Putting the pseudoephedrine behind pharmacy counters knocked out almost all the little kitchen meth labs. Almost all the meth available on the market today comes from “superlabs” that produce huge batches using pseudoephedrine bought in bulk from illicit sources. Even before the new laws putting pseudoephedrine behind pharmacy counters the DEA was estimating that only about 15% of the meth available on the market was coming from little tiny tweaker labs. The little labs were causing us a lot of problems though, but putting the pseudoephedrine behind pharmacy counters made it such that if some holdouts are still cooking dope, they aren’t cooking anything but tiny batches and they aren’t able to keep cooking off batch after batch like they used to be able to do.

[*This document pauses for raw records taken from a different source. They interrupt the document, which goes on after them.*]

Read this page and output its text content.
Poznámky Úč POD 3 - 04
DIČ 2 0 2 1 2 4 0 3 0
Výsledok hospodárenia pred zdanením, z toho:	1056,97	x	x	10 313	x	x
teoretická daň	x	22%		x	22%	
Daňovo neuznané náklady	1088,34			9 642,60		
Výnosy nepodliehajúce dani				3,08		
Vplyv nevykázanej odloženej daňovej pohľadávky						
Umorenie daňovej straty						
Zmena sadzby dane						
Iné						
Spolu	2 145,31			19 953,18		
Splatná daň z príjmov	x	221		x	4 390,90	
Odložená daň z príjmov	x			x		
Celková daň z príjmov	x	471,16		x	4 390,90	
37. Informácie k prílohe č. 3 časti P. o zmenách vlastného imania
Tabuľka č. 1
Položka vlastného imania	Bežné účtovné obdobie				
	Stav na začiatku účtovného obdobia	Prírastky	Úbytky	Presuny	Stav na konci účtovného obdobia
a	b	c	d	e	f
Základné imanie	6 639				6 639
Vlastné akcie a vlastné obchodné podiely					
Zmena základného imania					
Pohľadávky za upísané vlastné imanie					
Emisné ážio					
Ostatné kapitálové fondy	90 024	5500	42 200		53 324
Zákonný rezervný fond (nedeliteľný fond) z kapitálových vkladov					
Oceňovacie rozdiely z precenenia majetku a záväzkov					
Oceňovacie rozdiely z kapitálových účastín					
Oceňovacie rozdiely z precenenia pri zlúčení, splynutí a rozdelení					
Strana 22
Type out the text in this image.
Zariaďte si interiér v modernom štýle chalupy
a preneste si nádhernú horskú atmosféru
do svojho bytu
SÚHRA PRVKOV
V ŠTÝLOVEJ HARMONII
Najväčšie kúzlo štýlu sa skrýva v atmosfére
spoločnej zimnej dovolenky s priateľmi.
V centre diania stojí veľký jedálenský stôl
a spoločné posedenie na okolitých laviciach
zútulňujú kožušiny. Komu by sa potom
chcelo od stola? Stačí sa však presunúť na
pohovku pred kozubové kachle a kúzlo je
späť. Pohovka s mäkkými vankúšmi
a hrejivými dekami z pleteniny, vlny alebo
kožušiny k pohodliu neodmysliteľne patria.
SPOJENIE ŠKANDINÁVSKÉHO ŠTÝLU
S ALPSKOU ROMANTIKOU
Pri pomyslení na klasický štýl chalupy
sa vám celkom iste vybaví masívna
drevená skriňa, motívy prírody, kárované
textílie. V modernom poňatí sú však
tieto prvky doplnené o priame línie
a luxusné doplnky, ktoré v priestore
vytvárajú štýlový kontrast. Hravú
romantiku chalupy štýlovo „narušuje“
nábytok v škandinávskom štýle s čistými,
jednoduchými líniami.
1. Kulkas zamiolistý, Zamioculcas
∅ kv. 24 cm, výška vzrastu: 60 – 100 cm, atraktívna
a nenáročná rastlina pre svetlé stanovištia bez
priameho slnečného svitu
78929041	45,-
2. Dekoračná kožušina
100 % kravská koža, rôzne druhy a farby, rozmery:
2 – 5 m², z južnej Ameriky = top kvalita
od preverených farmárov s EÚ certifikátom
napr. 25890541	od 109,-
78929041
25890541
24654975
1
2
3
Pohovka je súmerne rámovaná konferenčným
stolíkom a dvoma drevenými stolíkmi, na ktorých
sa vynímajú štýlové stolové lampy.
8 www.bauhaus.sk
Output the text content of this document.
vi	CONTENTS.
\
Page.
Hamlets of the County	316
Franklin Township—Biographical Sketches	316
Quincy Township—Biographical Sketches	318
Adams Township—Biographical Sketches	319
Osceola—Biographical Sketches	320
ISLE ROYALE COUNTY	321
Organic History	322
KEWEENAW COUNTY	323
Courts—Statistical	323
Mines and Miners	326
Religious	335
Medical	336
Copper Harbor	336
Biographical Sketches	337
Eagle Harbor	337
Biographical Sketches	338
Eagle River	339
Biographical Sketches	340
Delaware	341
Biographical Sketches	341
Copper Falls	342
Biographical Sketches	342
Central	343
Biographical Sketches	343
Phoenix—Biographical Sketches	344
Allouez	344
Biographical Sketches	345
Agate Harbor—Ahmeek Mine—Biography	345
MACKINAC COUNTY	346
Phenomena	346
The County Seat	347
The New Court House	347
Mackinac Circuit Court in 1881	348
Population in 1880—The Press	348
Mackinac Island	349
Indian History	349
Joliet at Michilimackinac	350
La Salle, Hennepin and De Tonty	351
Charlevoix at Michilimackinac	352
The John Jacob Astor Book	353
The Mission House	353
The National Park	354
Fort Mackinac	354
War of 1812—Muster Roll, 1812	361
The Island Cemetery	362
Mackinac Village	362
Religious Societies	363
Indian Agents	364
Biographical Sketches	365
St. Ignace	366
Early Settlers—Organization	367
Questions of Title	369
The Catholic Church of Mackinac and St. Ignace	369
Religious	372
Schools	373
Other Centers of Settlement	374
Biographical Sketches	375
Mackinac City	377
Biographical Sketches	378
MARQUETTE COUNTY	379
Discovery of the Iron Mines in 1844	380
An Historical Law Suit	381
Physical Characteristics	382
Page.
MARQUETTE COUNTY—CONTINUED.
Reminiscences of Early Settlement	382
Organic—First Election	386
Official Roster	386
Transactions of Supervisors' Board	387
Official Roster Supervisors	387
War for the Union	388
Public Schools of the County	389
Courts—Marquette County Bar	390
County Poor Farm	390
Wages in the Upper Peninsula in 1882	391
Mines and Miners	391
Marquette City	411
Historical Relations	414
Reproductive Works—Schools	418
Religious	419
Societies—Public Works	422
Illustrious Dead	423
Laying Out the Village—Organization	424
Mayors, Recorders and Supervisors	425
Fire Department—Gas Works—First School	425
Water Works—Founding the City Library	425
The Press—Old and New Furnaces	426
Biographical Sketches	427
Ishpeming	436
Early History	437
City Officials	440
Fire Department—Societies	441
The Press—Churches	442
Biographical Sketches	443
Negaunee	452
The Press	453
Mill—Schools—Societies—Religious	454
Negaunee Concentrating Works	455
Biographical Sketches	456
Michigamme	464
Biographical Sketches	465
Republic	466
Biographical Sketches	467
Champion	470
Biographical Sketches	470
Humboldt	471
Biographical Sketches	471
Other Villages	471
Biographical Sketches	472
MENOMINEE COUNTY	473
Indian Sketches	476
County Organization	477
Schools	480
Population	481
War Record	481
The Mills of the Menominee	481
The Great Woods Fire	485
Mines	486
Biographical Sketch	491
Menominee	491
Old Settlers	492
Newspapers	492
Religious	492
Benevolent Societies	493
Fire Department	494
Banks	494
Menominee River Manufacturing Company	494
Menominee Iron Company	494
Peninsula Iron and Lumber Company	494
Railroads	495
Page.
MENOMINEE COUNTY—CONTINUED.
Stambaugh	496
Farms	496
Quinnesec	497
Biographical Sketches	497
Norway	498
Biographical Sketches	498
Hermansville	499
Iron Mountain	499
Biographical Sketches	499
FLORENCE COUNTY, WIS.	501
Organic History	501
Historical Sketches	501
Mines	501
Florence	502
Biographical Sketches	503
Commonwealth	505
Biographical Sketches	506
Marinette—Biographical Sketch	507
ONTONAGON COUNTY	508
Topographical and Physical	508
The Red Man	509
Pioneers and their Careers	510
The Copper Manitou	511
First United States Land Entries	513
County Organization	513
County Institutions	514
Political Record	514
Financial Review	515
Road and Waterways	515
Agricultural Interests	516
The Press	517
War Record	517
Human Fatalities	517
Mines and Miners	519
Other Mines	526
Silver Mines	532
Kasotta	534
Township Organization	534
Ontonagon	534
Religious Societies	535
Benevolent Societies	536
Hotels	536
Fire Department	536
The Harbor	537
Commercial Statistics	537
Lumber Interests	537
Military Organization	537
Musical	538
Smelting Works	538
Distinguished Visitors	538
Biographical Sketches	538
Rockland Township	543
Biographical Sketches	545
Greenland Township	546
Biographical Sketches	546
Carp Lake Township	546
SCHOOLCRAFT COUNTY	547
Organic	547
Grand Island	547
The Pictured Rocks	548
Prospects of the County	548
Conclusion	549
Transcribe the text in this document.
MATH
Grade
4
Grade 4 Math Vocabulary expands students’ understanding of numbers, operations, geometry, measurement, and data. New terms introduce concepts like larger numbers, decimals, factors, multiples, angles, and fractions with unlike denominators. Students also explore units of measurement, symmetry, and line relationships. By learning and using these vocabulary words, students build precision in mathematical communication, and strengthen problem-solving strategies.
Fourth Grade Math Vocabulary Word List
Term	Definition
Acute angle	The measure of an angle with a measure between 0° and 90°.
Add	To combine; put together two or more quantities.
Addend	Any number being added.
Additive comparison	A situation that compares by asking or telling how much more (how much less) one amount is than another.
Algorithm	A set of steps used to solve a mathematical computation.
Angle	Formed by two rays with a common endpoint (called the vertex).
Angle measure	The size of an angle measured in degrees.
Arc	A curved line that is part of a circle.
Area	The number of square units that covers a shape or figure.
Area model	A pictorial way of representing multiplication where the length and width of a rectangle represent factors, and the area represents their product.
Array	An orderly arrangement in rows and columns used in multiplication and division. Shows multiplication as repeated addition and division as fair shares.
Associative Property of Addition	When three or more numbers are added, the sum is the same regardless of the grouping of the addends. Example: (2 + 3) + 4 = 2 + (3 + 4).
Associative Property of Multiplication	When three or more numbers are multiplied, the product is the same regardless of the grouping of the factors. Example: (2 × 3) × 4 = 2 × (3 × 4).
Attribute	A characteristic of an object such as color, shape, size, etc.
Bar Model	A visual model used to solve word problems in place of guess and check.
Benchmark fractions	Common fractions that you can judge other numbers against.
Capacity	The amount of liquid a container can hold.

This new law is unnecessary. They’ve hit the point of diminishing returns already. The new law will only cost money and end up causing more problems than it solves. If they want to really do something, they need to start figuring out ways to control the flow of pseudoephedrine from the nine or ten factories around the world that produce all of it. Track shipments from these factories and try to keep organized crime from getting their hands on tons of pseudoephedrine at a time. That would really hurt the organizations that supply almost all the meth in this country and around the world.
This whole thing with elected officials passing "gesture laws" reminds me of a line from the Mel Brooks classic,
Blazing Saddles, when the idiot governor (played by Brooks) says:
"We have to protect our phoney-baloney jobs! Harrumph! Harrumph!"